At least one other lawmaker, Rep. Max Miller, R-Ohio, has also said he plans on voting for Jordan on the floor.
Others, including Rep. Matt Gaetz, R-Fla., who filed to motion to vacate the chair that led to McCarthy’s ouster, said they would be willing to support either Scalise or Jordan.
“Long live Speaker Scalise,” Gaetz said as he hurried from the building after the vote with reporters and photographers in tow.
The situation was enough to make Rep. Troy Nehls, R-Texas, exclaim that he didn’t know “how the hell you get to 218,” the majority needed in the 435-member House to become speaker.
Even if a vote is held on Thursday, he suggested, “It could be a very long week.”
But Rules Committee Chairman Tom Cole, R-Okla., was philosophical about the situation.
“We’ve got two really good choices,” he said.
“They both did a really good job last night,” Cole said of a candidate night held by the Republicans Tuesday evening.
“I think they’re both really respected — it’s not like these are unknown figures. Quite the opposite. So I think it will be a very competitive race,” he said.

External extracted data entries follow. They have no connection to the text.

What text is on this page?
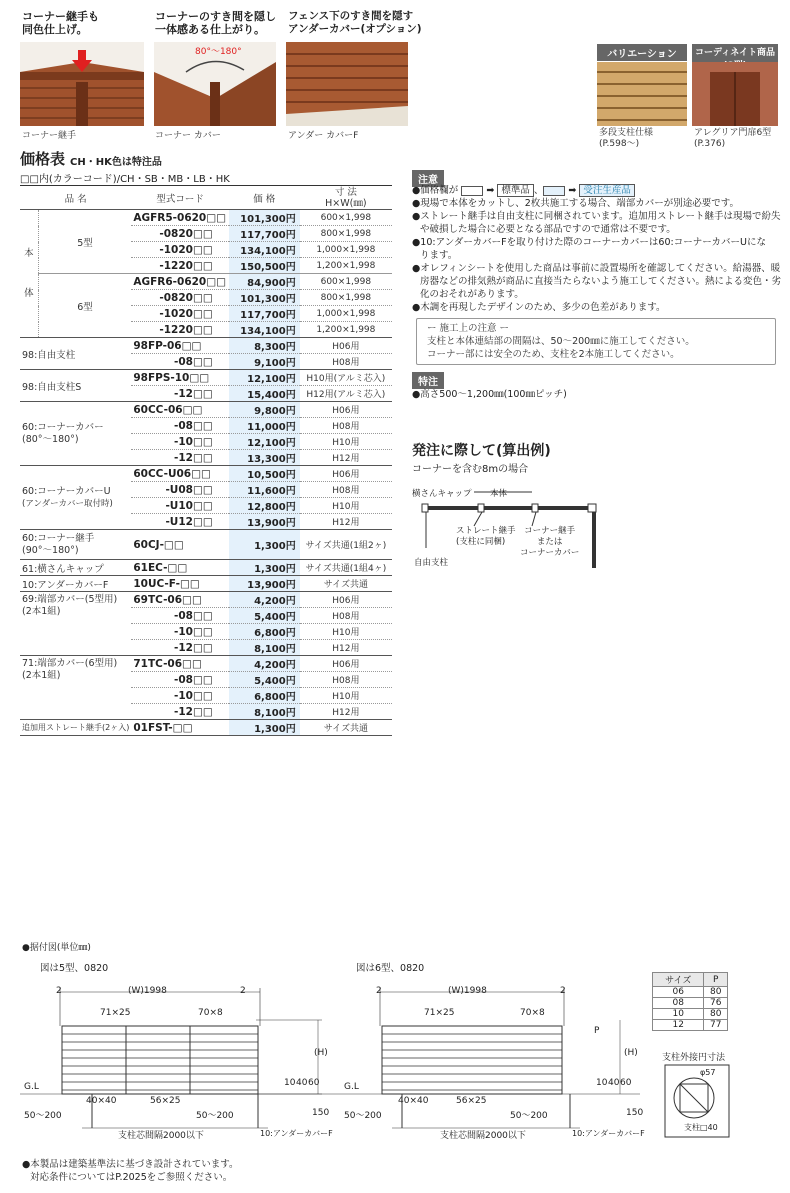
コーナー継手も
同色仕上げ。
コーナーのすき間を隠し
一体感ある仕上がり。
フェンス下のすき間を隠す
アンダーカバー(オプション)
コーナー継手
80°〜180°
コーナー カバー	アンダー カバーF
バリエーション	コーディネイト商品
多段支柱仕様
(P.598〜)
アレグリア門扉6型
(P.376)
価格表 CH・HK色は特注品
□□内(カラーコード)/CH・SB・MB・LB・HK
品 名		型式コード	価 格	寸 法
H×W(㎜)

本
体	5型	AGFR5-0620□□	101,300円	600×1,998
		-0820□□	117,700円	800×1,998
		-1020□□	134,100円	1,000×1,998
		-1220□□	150,500円	1,200×1,998
	6型	AGFR6-0620□□	84,900円	600×1,998
		-0820□□	101,300円	800×1,998
		-1020□□	117,700円	1,000×1,998
		-1220□□	134,100円	1,200×1,998
98:自由支柱		98FP-06□□	8,300円	H06用
		-08□□	9,100円	H08用
98:自由支柱S		98FPS-10□□	12,100円	H10用(アルミ芯入)
		-12□□	15,400円	H12用(アルミ芯入)

60:コーナーカバー
(80°〜180°)		60CC-06□□	9,800円	H06用
		-08□□	11,000円	H08用
		-10□□	12,100円	H10用
		-12□□	13,300円	H12用

60:コーナーカバーU
(アンダーカバー取付時)		60CC-U06□□	10,500円	H06用
		-U08□□	11,600円	H08用
		-U10□□	12,800円	H10用
		-U12□□	13,900円	H12用

60:コーナー継手
(90°〜180°)		60CJ-□□	1,300円	サイズ共通(1組2ヶ)
61:横さんキャップ		61EC-□□	1,300円	サイズ共通(1組4ヶ)
10:アンダーカバーF		10UC-F-□□	13,900円	サイズ共通

69:端部カバー(5型用)
(2本1組)		69TC-06□□	4,200円	H06用
		-08□□	5,400円	H08用
		-10□□	6,800円	H10用
		-12□□	8,100円	H12用

71:端部カバー(6型用)
(2本1組)		71TC-06□□	4,200円	H06用
		-08□□	5,400円	H08用
		-10□□	6,800円	H10用
		-12□□	8,100円	H12用
追加用ストレート継手(2ヶ入)		01FST-□□	1,300円	サイズ共通
注意
●価格欄が	➡ 標準品 、 ➡ 受注生産品
●現場で本体をカットし、2枚共施工する場合、端部カバーが別途必要です。
●ストレート継手は自由支柱に同梱されています。追加用ストレート継手は現場で紛失
や破損した場合に必要となる部品ですので通常は不要です。
●10:アンダーカバーFを取り付けた際のコーナーカバーは60:コーナーカバーUにな
ります。
●オレフィンシートを使用した商品は事前に設置場所を確認してください。給湯器、暖
房器などの排気熱が商品に直接当たらないよう施工してください。熱による変色・劣
化のおそれがあります。
●木調を再現したデザインのため、多少の色差があります。
ー 施工上の注意 ー
支柱と本体連結部の間隔は、50〜200㎜に施工してください。
コーナー部には安全のため、支柱を2本施工してください。
特注
●高さ500〜1,200㎜(100㎜ピッチ)
発注に際して(算出例)
コーナーを含む8mの場合
横さんキャップ 本体
ストレート継手
(支柱に同梱)
コーナー継手
または
コーナーカバー
自由支柱
●据付図(単位㎜)
図は5型、0820	図は6型、0820
2	(W)1998	2
71×25	70×8
G.L
40×40	56×25
50〜200	50〜200
支柱芯間隔2000以下	10:アンダーカバーF
(H)
10 40 60
150
2	(W)1998	2
71×25	70×8
P
G.L
40×40	56×25
50〜200	50〜200
支柱芯間隔2000以下	10:アンダーカバーF
(H)
10 40 60
150
サイズ	P
06	80
08	76
10	80
12	77
支柱外接円寸法
φ57
支柱□40
●本製品は建築基準法に基づき設計されています。
対応条件についてはP.2025をご参照ください。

Asked if he was concerned a minority in the party wouldn’t go along with the choice of speaker and might ultimately try to drive the winner out just as McCarthy was driven out, Cole said, “we ought to let the majority [decide] the direction we go in, and then, if people want to be part of this conference, I think they should have the decency to respect the decision on the floor and support our chosen leader.”
If there was a consensus as lawmaker after lawmaker left Wednesday’s meeting it was that they want to avoid a repeat of the embarrassing, 15 rounds of televised voting that led to McCarthy being speaker in January.
That’s one reason so much is being done behind closed doors this week.
Whatever happens Thursday, all involved acknowledged they’re under a tight deadline to work things out; the continuing resolution that is keeping the government open at the moment expires on Nov. 17.
Meanwhile, as all of this transpired, Capitol workers helped former Speaker McCarthy’s staff pack up his office. Among the items removed today were scores of boxes, furniture and a large painting of Abraham Lincoln.